David: Yeah. Couple more comments. So the first to your point about the bachelor’s degree, I was talking to a friend at Columbia a couple weeks ago and what’s interesting is that the Ivy’s used to be special because they were places where you could study whatever you wanted because just a credential from an Ivy League would just be enough to signal to employers that you were purely competent. But even at Ivy’s, the shift towards the computer science major, towards business majors and towards majors with useful skills they say, has gone up. And so to your point about, now, so many people have these bachelor’s degrees. Then the other point about colleges is, maybe, colleges will outsource the teaching and so maybe it’s actually the benefit of college is the campus environment. Maybe, colleges double down on that, they actually have a competitive edge in terms of the campus, in terms of the college towns, in terms of kids being able to go off and learn how to clean their room, do their laundry, and all that sort of stuff.

David: And then there’s big online education platforms that they work with and students see college much more as a place for student life, where they can grow and mature, not as much as a place for learning. Because your point about YouTube lectures is both hilarious and spot on.

Morgan: It’s like a four year summer camp where you go to have fun with your friends and then you watch some YouTube lectures at the end of the day.

David: Sort of!

Morgan: That I buy and I would be happy to send my kids to a four year summer camp with YouTube lectures. I don’t know if I’d pay 60,000 a year for it but of course, there is tremendous value. I met my wife in college. It was the most important significant social event of my life. And people underestimate the value of, in college, you’re never going to be around that number of people who are your age, who are in the same phase of life than you are, you probably never going to be surrounded by so many like- minded peers than you ever will be for those four years and the benefit of that socially is obviously enormous.

David: Motley Fool, Wall Street Journal, Collaborative Fund, name one thing that you’ve learned at each of those three places, which are the three places where you’ve spent most of your career.

Morgan: Motley Fool is where I learned how to write. I was there for 10 years, and a lot of those years, I was writing three articles a day. Just plowing through the volume game, which is when it was just like thrown into the deep end feet first, and you’re just forced to learn on the fly.

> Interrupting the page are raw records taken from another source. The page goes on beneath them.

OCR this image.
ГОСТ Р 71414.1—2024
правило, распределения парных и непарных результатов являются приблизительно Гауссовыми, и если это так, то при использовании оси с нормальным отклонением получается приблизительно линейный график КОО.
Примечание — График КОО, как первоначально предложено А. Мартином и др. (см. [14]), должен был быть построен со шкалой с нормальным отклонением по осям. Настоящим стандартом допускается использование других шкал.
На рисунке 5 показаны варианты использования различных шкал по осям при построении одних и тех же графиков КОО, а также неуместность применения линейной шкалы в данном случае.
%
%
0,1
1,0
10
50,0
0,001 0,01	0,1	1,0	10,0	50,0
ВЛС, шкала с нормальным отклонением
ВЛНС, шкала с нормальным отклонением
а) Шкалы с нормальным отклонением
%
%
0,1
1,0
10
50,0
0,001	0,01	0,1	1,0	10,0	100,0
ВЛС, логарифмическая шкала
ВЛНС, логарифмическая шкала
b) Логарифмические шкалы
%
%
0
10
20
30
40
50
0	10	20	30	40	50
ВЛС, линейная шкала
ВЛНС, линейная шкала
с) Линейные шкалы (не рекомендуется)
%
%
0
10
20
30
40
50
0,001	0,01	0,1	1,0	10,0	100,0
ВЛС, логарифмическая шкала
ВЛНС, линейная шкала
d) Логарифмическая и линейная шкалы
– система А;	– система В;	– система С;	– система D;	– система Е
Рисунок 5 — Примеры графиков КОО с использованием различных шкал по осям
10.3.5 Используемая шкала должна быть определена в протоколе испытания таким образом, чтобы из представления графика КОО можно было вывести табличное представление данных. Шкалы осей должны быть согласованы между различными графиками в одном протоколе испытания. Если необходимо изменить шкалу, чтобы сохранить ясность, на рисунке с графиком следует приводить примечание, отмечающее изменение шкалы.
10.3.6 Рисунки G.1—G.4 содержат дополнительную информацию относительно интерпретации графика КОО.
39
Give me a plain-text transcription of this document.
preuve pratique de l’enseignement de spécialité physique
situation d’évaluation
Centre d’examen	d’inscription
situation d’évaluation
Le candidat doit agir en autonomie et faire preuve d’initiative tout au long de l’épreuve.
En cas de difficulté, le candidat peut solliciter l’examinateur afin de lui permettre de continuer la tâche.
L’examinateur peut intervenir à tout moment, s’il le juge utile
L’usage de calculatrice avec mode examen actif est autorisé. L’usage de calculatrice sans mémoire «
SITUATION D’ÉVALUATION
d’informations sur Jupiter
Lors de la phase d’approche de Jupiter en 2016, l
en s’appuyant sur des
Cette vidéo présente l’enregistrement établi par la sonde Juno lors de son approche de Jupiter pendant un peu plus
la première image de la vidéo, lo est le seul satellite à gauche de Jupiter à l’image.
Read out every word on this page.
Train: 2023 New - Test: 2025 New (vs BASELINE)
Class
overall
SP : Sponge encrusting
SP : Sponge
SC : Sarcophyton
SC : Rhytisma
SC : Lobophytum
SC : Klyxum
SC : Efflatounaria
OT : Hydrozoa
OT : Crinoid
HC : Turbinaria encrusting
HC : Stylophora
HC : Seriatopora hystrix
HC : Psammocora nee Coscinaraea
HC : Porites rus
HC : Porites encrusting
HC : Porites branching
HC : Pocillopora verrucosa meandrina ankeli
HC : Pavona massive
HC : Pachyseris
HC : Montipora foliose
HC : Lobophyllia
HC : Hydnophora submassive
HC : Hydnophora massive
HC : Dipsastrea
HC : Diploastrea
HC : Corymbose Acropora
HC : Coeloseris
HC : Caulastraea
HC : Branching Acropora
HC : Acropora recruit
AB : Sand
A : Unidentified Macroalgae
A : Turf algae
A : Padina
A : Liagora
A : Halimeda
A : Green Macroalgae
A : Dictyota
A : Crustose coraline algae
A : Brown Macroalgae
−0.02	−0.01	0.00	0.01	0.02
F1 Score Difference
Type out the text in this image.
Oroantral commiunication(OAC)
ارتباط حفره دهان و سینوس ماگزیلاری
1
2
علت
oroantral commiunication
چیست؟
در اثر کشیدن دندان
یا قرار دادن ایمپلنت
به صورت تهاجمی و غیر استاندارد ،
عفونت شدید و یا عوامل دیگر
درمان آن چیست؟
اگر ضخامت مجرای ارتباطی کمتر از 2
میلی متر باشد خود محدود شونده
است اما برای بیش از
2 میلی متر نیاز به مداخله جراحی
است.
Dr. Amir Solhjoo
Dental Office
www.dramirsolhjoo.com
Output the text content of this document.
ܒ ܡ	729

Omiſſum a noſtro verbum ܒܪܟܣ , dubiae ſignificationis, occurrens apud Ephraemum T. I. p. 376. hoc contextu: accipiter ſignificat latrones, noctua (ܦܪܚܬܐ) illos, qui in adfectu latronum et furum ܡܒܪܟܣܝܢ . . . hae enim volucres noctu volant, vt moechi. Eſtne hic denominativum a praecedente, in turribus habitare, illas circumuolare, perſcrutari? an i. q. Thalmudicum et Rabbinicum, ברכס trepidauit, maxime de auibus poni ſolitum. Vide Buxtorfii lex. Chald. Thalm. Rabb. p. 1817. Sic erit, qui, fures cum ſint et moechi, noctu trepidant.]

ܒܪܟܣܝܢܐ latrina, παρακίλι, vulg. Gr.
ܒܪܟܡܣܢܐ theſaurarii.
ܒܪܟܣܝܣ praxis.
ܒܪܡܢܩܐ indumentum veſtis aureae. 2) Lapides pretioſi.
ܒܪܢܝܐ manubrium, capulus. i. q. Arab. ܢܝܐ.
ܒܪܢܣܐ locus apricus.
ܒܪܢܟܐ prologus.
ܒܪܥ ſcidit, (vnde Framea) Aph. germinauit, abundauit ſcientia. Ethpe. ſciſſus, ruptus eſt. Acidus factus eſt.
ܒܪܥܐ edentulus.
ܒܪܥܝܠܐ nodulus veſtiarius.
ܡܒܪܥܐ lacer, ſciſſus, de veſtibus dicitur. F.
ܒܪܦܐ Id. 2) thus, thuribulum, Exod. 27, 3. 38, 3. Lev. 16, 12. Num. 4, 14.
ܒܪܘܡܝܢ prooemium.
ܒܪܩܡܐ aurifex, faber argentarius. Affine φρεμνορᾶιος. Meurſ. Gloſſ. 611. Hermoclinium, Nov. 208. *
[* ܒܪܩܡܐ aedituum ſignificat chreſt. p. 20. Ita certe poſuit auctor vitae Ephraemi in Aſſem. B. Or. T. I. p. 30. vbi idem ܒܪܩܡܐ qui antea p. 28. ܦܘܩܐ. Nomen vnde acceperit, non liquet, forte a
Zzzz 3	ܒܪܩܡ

There’s no better way to learn how to write than to write 3000 words a day, every day for years and years on end. It was hard and a lot of the writing that came out of that was as bad as you would expect when you’re being forced to write that fast. But I feel like that’s where I learned to write. That was the trial and I really think fondly of that. It was a really great experience. Wall Street Journal was just a different bar of really having to justify every single word and every argument.

You could not make a breezy statement, like X happens because of Y. The others wouldn’t let you put it in there. You have to say what Y… Why is that the case? How are you going to prove that? What is your data? What is your information? Has your data been peer reviewed? Has it been … It was just a much higher bar of making an argument versus a blog post. I can just say, the sky is green, have a nice day, publish, put it out there. At Wall Street Journal, I really had to backup every single statement that I made in a way that was really helpful for me. It’s good to have a blog where you can just speak your mind. But that just really taught me how to really think deeper about the arguments that I was making because the bar was higher.

And Collaborative Fund, I really appreciate the fact that in content, I’m a one man show. The ideas are mine, the writing is mine, the editing for better or worse is mine, the typos are mine, everything from end to end is mine. And the reason I like that is because when an article does well, I can own all of it and when it does poorly, I can own all of it. Versus if you’re working at a big news organization, and there are 10 people helping you on the article and editing your article and adding their own thoughts and doing some research for you, it’s not that that’s bad but then when the article does really well, can you take credit for it? Or maybe it did well, because of someone else’s input? Or if it did really poorly, well, is that your fault? Maybe it was the editors fault, who changed all your great pros, you never really know. So I think owning the failures and the successes is a part that I really like about writing for Collaborative Fund. And also just being around the team that I really enjoy working with.

David: Out of all the articles that you’ve written at those three places, which one are you most proud of and why?

Morgan: I would name two, one is one that I wrote a couple months ago called the Three Sides of Risk, which was about a story of two friends, two really good friends who I grew up with, were skiing who were killed in an avalanche and I was going with them the day that they died. I kind of told that whole story. And the other was a couple years ago, I wrote an article about, I grew up with and still have a fairly chronic stutter when I talk. I was able to overcome and I write about how I was able to overcome it, not 100%, I still stutter. But those two were important to me because they were very personal and they were very challenging times and still are. And I think people, so much what happens online whether it’s Instagram or blogs, is people putting forth innocently this curated highlights of their life. On blogs, that’s look how smart I am, on Instagram, is look how beautiful I am. Look how much fun I’m having.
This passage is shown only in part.